The biggest inventory buildup in Manhattan appears to be among one-bedroom condo units, said Liebman.
"As interest rates have ticked up and prices for one-bedroom apartments have gotten a lot more expensive, it has forced a lot of those first-time buyers back into the rental market," she said.
As a result, sellers have started offering incentives, such as paying the closing costs and throwing in extra amenities, Liebman said.
Competition for buyers has become so intense that many developers are offering higher commissions to brokers who can lure buyers to their properties, she added.
Many sellers still don't get it, pricing condos based on last year's conditions. "The average price in New York City now is over $1 million," Liebman said. "We've driven some of the buyers out of the market with the high prices."
Still, demand for studio apartments has remained healthy. "For those who insist on buying, they're now willing to buy a studio instead of a one-bedroom," she said.
So far, brokers are not reporting dramatic price slashing, although some developers have ratcheted down asking prices on some of the new developments.

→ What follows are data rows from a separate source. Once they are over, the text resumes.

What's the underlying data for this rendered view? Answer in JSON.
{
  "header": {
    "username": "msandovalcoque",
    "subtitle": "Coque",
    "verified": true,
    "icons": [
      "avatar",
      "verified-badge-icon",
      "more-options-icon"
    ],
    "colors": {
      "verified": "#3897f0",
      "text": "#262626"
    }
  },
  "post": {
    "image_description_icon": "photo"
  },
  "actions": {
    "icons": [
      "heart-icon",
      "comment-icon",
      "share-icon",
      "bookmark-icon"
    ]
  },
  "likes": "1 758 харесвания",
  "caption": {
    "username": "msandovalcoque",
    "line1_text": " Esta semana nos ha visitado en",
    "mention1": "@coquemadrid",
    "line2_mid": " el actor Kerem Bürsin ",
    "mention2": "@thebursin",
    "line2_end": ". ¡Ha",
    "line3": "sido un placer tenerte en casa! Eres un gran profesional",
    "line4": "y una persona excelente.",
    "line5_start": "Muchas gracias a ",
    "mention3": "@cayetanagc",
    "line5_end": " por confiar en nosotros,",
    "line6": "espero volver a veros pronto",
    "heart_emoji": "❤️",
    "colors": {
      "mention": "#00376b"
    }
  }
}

Liebman said press reports about housing corrections in other parts of the country are fueling buyer concerns.
"It certainly does play into the psychology, particularly where you had a lot of investors coming into new condominiums and buying to flip," she said, referring to quick resales. "It was certainly much more prevalent in Miami and Las Vegas, but there are some in New York."
She said flippers were most prominent in lower-priced buildings.
Still, Zeckendorf remains confident the Manhattan market is not poised for a crash.
"Don't confuse what's happening in Las Vegas and West Palm Beach and San Diego and starter-home markets with Manhattan," said Zeckendorf, who remains bullish about the city's outlook.
"The economy is in good shape in this city," said Zeckendorf. "It's hard to have a significant housing recession if your economy is in decent shape."
Conditions are far different from the early 1990s when Manhattan's residential market crashed. Condos and co-ops lost at least 25% of their value over a two-year period. "Trying to sell apartments when you've got negative job growth and rising unemployment is impossible."
Zeckendorf said it's tougher to bring down Manhattan's economy because it's broad-based, where finance, insurance, real estate, education and the international community meet and flourish.
"There is big job growth and big income growth in those industries right now," he said. The diversified economy makes the city less vulnerable to a downturn as markets that rely on a single industry, such as the auto or aviation sectors, for employment and growth.
Slattery said lenders have started to pull in the reins on new construction in Manhattan due to the slowdown, with many requesting the developer put more equity into a project. He said this should slow the amount of new construction going on.
Also, demand for Manhattan properties is far deeper and broader than other markets, as international investors, finance industry executives, insurance, musicians, high-profile entertainment personalities, people looking for second and third homes, and others all jockey for a slice of the apple.
While no one is predicting a severe housing correction similar to the one experienced in the early 1990s, no one is ruling it out either.
Zeckendorf said it's impossible to predict.
"It might. I just don't know," he said. "I never say never. I don't have a crystal ball. Through August, the market is hanging in there in Manhattan, but listen - we're not blind to the rest of the country."